To find your API token and full project name:

1. [Log in to Neptune](https://scale.neptune.ai/).
1. In the bottom-left corner, expand your user menu and select **Get your API token**.
1. You can copy the project path from the project.

For more help, see [Get your API token](https://docs-beta.neptune.ai/setup#3-get-your-api-token) in the Neptune docs.

In [None]:
neptune_logger = NeptuneScaleLogger(
    # api_key = "YOUR_API_KEY",
    # project = "YOUR_WORKSPACE_NAME/YOUR_PROJECT_NAME"
    experiment_name="lightning-experiment",
)

# Print run URL
print(f"Neptune run URL: {neptune_logger.run.get_run_url()}")

In [None]:
# Add tags using the Neptune methods
neptune_logger.run.add_tags(["notebook", "lightning"])

## Initialize a trainer and pass neptune_logger

In [None]:
trainer = pl.Trainer(
    logger=neptune_logger,
    max_epochs=params["max_epochs"],
)

## Log hyperparameters to the run

In [None]:
neptune_logger.log_hyperparams(params)

## Log model summary to the run

_Currently not supported._

In [None]:
# neptune_logger.log_model_summary(model=model, max_depth=-1)

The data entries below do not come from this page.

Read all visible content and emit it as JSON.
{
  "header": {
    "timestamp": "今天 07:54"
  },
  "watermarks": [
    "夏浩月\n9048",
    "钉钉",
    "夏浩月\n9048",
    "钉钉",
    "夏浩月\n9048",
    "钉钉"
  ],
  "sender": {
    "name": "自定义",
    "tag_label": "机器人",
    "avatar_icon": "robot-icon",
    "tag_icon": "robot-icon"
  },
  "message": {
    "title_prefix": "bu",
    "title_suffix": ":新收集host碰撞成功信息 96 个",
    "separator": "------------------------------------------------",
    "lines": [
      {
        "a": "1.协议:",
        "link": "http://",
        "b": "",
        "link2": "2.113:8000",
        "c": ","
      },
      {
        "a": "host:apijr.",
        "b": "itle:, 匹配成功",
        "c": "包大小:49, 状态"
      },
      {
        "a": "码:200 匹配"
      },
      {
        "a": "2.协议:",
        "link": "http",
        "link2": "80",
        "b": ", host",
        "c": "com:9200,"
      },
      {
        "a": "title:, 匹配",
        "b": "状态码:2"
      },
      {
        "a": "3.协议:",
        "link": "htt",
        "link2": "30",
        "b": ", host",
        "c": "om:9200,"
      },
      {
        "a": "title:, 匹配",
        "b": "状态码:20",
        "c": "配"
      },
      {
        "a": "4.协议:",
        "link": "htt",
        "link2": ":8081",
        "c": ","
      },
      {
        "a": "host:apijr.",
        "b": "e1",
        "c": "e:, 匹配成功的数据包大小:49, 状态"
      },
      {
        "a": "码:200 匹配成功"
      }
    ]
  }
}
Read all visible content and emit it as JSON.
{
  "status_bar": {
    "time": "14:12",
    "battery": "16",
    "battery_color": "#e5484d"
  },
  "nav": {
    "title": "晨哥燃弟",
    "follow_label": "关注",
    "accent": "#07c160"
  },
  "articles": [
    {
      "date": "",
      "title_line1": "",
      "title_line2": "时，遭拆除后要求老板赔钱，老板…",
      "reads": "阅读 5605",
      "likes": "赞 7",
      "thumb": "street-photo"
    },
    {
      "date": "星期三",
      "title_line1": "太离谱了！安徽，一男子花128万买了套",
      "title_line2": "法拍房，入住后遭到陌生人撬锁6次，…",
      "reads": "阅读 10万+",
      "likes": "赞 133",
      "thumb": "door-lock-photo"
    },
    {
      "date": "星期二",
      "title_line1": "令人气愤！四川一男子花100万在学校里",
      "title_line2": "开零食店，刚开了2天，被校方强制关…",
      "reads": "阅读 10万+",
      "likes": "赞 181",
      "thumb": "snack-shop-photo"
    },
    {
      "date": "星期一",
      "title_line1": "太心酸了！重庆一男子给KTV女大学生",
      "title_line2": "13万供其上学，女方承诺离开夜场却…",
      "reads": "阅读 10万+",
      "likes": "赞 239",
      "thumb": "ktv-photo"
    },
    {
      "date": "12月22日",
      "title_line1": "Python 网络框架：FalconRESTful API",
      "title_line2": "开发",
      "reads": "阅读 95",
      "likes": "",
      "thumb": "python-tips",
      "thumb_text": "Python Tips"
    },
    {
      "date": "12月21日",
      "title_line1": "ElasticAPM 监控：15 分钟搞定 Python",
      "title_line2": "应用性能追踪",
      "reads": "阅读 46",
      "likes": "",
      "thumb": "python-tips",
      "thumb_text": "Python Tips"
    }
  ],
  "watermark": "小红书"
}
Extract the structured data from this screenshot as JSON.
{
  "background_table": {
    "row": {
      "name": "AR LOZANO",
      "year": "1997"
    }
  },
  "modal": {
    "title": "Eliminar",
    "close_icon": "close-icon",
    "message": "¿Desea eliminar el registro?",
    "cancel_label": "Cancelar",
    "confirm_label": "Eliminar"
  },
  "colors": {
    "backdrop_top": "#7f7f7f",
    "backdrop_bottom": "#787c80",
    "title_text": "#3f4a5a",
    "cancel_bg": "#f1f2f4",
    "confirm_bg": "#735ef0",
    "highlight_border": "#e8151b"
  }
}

## Train and test the model and log metadata to the run live

In [None]:
trainer.fit(model, datamodule=dm)
trainer.test(model, datamodule=dm)

To see the metadata being logged live, open the run in the Neptune app.

You can ignore any "X-coordinates (step) must be strictly increasing" errors.

## Stop logging

Once you are done logging, you should stop the run using the `close()` method, which is a method of the run object. The run object itself is part of the `neptune_logger`.
This is needed only while logging from a notebook environment. While logging through a script, Neptune automatically stops tracking once the script has completed execution.

In [None]:
neptune_logger.run.close()

## Analyze logged metadata in the Neptune app

To explore the metadata in Neptune, follow the link in the console output.

It looks something like [this](https://scale.neptune.ai/o/examples/org/pytorch-lightning/runs/details?viewId=standard-view&detailsTab=charts&runIdentificationKey=lightning-experiment&type=experiment).